Jesus' example. God swept all this aside by placing it into the context of Jesus and the plan of salvation. The service necessary to make marriage a pleasure is the same service the church gives to Jesus Christ. The love which God wills be shared in marriage is the same sacrificial love Jesus gave the church. A husband learns to love and sacrifice himself for his wife as Jesus did for the church and a wife learns to respect and serve her husband as the church does Christ. When we consider how well this worked in our own salvation, we see how powerful love and service are in all healthy relationships. We don’t have to learn anything new! We simply have to make our marriage exactly like the church and when we do the same manifold wisdom of God revealed in the church (Eph. 3:9-10) will also be seen in our marriage.
Loving. Love is patient and kind; love does not envy or boast; it is not arrogant 5 or rude. It does not insist on its own way; it is not irritable or resentful; 6 it does not rejoice at wrongdoing, but rejoices with the truth. 7 Love bears all things, believes all things, hopes all things, endures all things. 8 Love never ends. (ESV) 1 Cor. 13:4-8
When we say “I love you” this is what God expects us to mean! This is love as we received it from God when created in his image and likeness. It is the love Adam had when he awoke and saw Eve. Think what this will do for our marriage. If you and your spouse were always “patient and kind,” never “rude” and never “insisted on” getting your “own way”, would it change the relationship for the better? If no matter how the day went, we were never “irritable or resentful” in word or action, would we have more tenderness? If we could always depend on each other until death do us part to always “bear all things, believe all things, hope all things, endure all things” would we feel more secure? Any marriage would be well on its way to becoming a masterpiece if we meant all of this when we say “I love you.”
Serving. To define service we must look at how Jesus washed the feet of his disciples before the Passover. He did it because they were uncomfortable and he wanted to help them. Though Teacher and Lord, he did it because he loved them. He called it “an example, that you should do as I have done to you,” and said “if you know these things, blessed are you if you do them” (Jn. 13:1-17).
We must also look at Jesus who “although he existed in the form of God ...emptied Himself, taking the form of a bond-servant.” Then, “have this attitude in yourselves,” don’t “look out for your own personal interests, but also for the interests of others,” and “regard one another as more important than yourselves” (Phil. 2:1-11).

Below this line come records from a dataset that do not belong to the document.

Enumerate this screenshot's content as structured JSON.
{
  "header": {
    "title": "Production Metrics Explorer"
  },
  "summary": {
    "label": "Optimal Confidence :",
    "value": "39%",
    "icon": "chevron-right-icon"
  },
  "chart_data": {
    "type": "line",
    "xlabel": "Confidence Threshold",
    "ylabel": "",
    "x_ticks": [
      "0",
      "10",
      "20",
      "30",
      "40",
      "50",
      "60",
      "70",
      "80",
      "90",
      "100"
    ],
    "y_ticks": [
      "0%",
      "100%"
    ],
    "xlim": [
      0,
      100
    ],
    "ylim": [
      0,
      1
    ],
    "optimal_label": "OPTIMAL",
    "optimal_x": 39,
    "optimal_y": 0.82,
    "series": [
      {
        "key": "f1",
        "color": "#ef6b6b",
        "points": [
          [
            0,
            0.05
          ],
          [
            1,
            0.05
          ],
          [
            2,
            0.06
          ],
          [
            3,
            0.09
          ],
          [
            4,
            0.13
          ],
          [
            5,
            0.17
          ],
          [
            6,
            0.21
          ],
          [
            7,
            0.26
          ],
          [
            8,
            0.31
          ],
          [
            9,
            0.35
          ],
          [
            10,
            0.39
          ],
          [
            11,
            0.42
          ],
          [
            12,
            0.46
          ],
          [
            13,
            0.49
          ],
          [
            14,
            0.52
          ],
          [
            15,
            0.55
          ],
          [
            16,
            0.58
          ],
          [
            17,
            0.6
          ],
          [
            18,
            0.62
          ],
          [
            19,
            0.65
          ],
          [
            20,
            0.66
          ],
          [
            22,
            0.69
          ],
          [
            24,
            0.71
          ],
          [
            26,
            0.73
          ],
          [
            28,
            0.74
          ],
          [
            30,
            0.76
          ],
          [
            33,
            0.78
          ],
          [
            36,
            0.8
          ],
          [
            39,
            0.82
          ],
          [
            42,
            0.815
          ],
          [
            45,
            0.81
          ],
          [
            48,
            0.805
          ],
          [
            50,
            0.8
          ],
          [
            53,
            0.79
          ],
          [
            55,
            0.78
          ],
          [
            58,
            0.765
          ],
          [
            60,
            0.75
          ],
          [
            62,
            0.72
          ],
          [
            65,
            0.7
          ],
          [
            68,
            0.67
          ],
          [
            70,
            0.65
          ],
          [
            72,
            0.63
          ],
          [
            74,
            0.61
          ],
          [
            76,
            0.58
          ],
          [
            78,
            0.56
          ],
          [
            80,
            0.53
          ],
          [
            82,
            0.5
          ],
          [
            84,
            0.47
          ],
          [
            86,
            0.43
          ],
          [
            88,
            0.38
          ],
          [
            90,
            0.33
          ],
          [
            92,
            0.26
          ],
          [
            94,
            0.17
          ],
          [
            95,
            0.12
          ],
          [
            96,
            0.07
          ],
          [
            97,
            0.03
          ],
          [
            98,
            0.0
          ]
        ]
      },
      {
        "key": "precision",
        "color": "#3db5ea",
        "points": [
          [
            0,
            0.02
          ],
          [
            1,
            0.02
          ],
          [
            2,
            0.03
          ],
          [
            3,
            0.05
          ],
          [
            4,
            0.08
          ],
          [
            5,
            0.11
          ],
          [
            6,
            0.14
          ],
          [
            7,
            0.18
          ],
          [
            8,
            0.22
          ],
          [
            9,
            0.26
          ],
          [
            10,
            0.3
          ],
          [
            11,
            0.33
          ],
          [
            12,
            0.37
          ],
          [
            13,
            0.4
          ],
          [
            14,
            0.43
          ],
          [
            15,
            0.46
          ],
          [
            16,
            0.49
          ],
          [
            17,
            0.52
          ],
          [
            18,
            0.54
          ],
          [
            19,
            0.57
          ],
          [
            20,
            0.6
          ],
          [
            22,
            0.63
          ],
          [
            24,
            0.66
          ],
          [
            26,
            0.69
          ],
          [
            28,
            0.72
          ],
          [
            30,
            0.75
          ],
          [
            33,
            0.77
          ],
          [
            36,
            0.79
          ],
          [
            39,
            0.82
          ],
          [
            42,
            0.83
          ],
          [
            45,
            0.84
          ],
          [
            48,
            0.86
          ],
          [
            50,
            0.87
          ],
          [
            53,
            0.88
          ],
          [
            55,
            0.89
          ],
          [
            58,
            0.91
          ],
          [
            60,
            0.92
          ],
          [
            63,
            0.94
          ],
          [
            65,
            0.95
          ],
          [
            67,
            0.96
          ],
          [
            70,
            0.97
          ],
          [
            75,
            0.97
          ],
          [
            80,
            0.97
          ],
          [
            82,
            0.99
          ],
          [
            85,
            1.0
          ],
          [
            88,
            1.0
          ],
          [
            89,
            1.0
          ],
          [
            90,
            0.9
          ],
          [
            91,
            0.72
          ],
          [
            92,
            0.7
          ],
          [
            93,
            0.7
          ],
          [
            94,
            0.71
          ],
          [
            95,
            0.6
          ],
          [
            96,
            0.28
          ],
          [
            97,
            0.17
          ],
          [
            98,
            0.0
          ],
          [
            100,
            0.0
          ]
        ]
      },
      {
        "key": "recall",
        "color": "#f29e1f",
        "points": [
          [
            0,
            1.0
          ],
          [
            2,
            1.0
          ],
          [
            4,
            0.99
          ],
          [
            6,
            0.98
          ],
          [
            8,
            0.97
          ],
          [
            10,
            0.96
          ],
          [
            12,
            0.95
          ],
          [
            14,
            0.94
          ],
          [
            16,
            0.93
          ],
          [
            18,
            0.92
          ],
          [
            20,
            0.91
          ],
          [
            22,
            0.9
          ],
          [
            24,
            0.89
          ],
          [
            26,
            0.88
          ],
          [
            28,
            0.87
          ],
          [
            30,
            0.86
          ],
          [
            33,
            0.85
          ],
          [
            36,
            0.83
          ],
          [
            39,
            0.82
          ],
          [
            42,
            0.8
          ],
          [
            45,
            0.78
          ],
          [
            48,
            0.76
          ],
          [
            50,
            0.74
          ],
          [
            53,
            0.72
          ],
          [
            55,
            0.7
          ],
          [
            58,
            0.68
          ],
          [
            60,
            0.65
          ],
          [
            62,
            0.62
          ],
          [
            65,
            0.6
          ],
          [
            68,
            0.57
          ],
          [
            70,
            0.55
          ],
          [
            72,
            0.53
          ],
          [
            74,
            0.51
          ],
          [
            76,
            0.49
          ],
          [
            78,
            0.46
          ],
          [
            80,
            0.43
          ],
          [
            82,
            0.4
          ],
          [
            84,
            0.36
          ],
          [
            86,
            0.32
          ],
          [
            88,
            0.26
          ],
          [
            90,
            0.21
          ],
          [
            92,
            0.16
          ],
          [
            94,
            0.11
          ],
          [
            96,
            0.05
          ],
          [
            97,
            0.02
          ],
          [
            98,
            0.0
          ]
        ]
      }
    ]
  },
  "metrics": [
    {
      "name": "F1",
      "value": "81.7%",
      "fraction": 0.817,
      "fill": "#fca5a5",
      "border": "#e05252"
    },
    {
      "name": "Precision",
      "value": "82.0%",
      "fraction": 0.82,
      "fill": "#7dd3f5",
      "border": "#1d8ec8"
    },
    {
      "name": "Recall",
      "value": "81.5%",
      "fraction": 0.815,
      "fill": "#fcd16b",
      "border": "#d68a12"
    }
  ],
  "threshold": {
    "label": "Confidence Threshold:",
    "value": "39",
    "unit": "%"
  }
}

Conclusion. In light of these two examples it is impossible to cling to the worldly view that service is demeaning or beneath our dignity. Service has nothing to do with position and everything to do with love and devotion. When we see service as a badge of honor we will see our marriage improve. Instead of seeing unfinished work as something to use against them, we finish the work for them. With a heart like Jesus, filled with love and service, the greatest things are possible in any relationship, but especially in a marriage.